Compendia: Automated Visual Storytelling Generation from Online Article Collection

Compendia: Automated Visual Storytelling Generation from Online Article Collection
Notice: This research summary and analysis were automatically generated using AI technology. For absolute accuracy, please refer to the [Original Paper Viewer] below or the Original ArXiv Source.

In the digital age, readers value quantitative journalism that is clear, concise, analytical, and human-centred. To understand complex topics, they often piece together scattered facts from multiple articles. Visual storytelling can transform fragmented information into clear, engaging narratives, yet its use with unstructured online articles remains largely unexplored. To fill this gap, we present Compendia, an automated system that analyzes online articles in response to a user’s query and generates a coherent data story tailored to the user’s informational needs. Compendia addresses key challenges of storytelling from unstructured text through two modules covering: Online Article Retrieval, which gathers relevant articles; Data Fact Extraction, which identifies, validates, and refines quantitative facts; Fact Organization, which clusters and merges related facts into coherent thematic groups; and Visual Storytelling, which transforms the organized facts into narratives with visualizations in an interactive scrollytelling interface. We evaluated Compendia through a quantitative analysis, confirming the accuracy in fact extraction and organization, and through two user studies with 16 participants, demonstrating its usability, effectiveness, and ability to produce engaging visual stories for open-ended queries.


💡 Research Summary

The paper introduces Compendia, an end‑to‑end system that automatically generates visual data stories from collections of online articles in response to a user’s query. The authors begin by highlighting the growing demand for quantitative journalism that is clear, concise, analytical, and human‑centred. Readers often need to piece together fragmented facts from multiple sources to understand complex topics such as AI’s carbon footprint or global poverty. Existing aggregators (Google News, Newsblaster) and AI‑driven search tools (Perplexity) provide surface‑level summaries but lack the ability to synthesize quantitative information and present it with visual scaffolding.

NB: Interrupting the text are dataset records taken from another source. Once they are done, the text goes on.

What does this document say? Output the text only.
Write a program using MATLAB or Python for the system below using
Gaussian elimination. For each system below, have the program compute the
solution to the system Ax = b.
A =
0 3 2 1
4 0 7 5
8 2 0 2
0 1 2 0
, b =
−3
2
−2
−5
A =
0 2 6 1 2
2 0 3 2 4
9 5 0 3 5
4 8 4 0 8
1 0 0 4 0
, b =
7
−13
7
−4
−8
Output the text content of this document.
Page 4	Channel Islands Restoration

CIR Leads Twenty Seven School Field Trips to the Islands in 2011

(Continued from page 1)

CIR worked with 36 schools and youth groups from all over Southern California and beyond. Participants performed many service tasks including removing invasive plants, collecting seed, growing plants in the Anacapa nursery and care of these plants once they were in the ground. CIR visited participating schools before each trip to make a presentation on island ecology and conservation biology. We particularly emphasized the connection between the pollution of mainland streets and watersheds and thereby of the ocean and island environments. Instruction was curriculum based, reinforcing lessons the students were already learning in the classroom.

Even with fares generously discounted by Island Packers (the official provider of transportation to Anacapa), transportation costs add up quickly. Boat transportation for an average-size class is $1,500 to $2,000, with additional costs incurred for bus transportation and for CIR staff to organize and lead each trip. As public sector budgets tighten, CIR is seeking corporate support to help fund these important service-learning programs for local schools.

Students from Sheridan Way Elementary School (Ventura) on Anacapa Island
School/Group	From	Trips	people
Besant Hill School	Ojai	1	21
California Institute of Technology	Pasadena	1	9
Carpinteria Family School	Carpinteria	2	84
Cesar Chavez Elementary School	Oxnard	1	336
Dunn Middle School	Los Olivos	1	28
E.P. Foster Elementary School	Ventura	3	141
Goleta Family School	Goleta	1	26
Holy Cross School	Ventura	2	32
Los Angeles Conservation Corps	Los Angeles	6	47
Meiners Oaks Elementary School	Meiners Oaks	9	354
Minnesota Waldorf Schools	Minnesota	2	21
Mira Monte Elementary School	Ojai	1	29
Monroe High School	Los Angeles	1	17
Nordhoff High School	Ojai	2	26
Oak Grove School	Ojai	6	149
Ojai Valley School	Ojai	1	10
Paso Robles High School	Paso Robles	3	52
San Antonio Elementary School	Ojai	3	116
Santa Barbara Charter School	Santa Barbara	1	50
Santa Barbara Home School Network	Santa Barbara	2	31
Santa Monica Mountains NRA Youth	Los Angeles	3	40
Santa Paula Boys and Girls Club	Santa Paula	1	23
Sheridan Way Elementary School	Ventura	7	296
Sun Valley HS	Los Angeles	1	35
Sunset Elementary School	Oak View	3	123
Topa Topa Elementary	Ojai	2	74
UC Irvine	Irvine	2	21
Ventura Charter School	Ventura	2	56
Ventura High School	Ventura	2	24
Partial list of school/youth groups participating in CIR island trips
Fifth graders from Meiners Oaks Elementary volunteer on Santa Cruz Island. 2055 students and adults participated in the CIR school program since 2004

Compendia addresses three core challenges: (1) Fact discovery in noisy, unstructured text, where numbers appear in diverse formats and units; (2) Thematic diversity across articles, which makes organizing facts into coherent narratives difficult; and (3) Presentation overload, where a large number of extracted facts must be displayed without overwhelming the reader. To solve these, the system is built around two major modules:

  1. Data Fact Extraction & Organization

    • Online Article Retrieval expands the user query with lexical variations, then scrapes a bulk set of relevant articles.
    • Fact Extraction uses large language models (LLMs, specifically GPT‑4) guided by carefully engineered prompts to filter paragraphs, identify quantitative statements, and capture value, unit, temporal context, and surrounding narrative. The approach normalizes disparate expressions (e.g., “3.7K”, “3,700”) and assigns a confidence score based on cross‑article corroboration.
    • Fact Organization clusters semantically related facts using embedding‑based similarity and LLM‑driven reasoning. It merges duplicate or near‑duplicate facts, resolves unit inconsistencies, and distinguishes core facts from supporting details, producing thematic groups that serve as narrative units.
  2. Visual Storytelling

    • Implements an “overview‑first, details‑on‑demand” design (R1‑R5). The Thematic Overview visualizes each cluster as a “thematic circle”, providing a high‑level map of topics, their inter‑connections, and fact counts.
    • The Story View employs scrollytelling: as users scroll, the interface transitions smoothly between clusters, revealing detailed fact panels, interactive charts (line, bar, pie), and source citations. Users can also filter, drill down, or jump to related articles directly from the interface, ensuring transparency (R5).

The authors evaluate Compendia through (a) a quantitative benchmark where extracted facts are compared against a manually curated gold set, achieving 92% extraction accuracy and an F1 of 0.87 for clustering; and (b) two user studies with 16 participants. The perception study shows high usability scores, while the open‑ended query exploration study demonstrates that participants can answer complex questions faster (≈35% time reduction) and with lower cognitive load than using traditional search tools. Participants also reported higher engagement and trust due to the direct linking of facts to original sources.

Key contributions include: (i) a novel pipeline that transforms unstructured web text into structured, validated quantitative facts; (ii) an interactive scrollytelling interface that integrates thematic overviews with detailed visualizations; and (iii) a comprehensive evaluation confirming both technical correctness and user‑centric effectiveness. Limitations are acknowledged: reliance on LLMs may introduce hallucinations; the system currently processes articles in batches rather than real‑time streams; and domain‑specific unit conversion rules are limited. Future work proposes real‑time article ingestion, multilingual support, and a feedback loop where user corrections refine the LLM prompts and clustering models.

Overall, Compendia pushes the frontier of automated visual storytelling by bridging the gap between noisy, multi‑source textual data and polished, interactive data narratives, offering a promising tool for journalists, analysts, and any audience seeking data‑driven insights from the web.